ベーシック〈基礎〉コース:民法問題:2011年度受験要綱より抜粋

代理に関する以下の記述のうち、誤っているものを1つ選びなさい。

1.代理人は、本人自ら選任することも、本人以外の者が法律の規定に基づいて選任することもある。

2.代理人が有効に代理行為を行うためには、代理権の範囲内で行為をするのみならず,行為の際に本人の名を明示する必要がある。

3.代理人が有効な代理行為をした場合、その行為の効果は本人と相手方との間に直接発生する。

4.権限の定めのない代理人も、保存行為をすることができる。
スタンダード〈中級〉コース:刑法問題:2011年度受験要項より抜粋

以下の記述のうち、判例に照らして誤っているものを1つ選びなさい。

1.他人のいる狭い四畳半の部屋で日本刀の抜き身を振り回す行為は、暴行罪にあたる。

2.他人の身辺で太鼓、シンバル等の打楽器を長時間鳴らしつづける行為は、暴行罪を構成する。
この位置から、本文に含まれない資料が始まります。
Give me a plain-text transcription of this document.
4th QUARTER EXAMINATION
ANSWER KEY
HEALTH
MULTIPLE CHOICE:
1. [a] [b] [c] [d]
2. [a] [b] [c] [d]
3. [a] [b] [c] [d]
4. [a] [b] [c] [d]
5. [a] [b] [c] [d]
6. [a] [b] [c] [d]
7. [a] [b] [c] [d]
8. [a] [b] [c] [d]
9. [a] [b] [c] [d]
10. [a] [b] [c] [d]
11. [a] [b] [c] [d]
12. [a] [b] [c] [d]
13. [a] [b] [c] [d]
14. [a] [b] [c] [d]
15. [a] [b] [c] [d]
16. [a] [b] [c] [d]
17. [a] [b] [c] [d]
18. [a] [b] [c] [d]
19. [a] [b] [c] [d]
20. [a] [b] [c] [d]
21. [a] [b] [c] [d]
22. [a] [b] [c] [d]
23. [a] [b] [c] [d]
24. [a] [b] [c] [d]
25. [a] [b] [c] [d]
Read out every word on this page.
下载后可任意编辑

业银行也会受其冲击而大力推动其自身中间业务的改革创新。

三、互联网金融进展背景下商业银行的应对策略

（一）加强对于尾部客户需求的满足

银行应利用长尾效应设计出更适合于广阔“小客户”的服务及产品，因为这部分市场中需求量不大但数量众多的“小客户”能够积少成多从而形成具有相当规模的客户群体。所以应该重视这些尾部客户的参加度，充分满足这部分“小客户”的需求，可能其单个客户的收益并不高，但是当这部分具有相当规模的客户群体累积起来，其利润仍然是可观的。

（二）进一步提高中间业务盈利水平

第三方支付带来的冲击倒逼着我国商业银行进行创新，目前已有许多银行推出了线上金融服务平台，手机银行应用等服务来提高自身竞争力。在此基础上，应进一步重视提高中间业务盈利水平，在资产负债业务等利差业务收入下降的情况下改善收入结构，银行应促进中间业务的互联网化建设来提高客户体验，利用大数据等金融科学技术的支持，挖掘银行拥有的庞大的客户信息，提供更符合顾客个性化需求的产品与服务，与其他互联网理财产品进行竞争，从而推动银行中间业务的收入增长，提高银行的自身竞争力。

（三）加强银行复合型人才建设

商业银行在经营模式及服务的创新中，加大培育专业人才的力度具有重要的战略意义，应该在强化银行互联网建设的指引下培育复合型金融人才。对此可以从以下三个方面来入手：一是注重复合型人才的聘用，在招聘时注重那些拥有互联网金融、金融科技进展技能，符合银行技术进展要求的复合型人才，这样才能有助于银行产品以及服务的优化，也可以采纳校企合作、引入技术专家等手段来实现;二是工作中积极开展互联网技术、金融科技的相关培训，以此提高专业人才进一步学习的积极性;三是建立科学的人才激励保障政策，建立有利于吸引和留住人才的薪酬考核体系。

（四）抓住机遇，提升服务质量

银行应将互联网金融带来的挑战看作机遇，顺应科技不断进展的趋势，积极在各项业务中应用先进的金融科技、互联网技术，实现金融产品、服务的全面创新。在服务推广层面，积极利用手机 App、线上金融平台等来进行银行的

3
3.性病であることを隠して性交渉をし病毒を感染させても、暴行罪しか成立しない。

4.他人の毛髪を根元からかみそりで切り落とせば、暴行罪となる。

5.覚せい剤取締法違反の現行犯逮捕の現場で、犯人Xが警察官の押収した覚醒剤のアンプルを足で踏みつけて壊した場合、公務執行妨害罪における暴行が認められ、同罪が成立する。
アドバンスト〈上級〉コース:民法問題:2010年度受験要項より抜粋

AはBとの間で、A所有の不動産甲をBに贈与する契約を結んだが、その旨の書面は作成しなかった。この場合に関する以下の記述のうち、判例がある場合には判例に照らして、誤っているものの組み合わせを1つ選びなさい。

ア.Aは、履行が終わっていない間は撤回できるが、この撤回をすることができる期間は契約の時から5年に制限されている。

イ.甲を占有改定によりBに引き渡した場合には、Aは、贈与契約を撤回できない。

ウ.Aは甲不動産に瑕疵があったとしても担保責任を負わないが、その瑕疵を知りながらBに告げなかったときは担保責任を負わなければならない。

エ.負担付贈与の場合はBも撤回できるが、負担付贈与でない場合には、Bの側から撤回することはできない。

オ.負担付贈与の場合は、Bが負担を履行しないと、Aは契約を解除できる。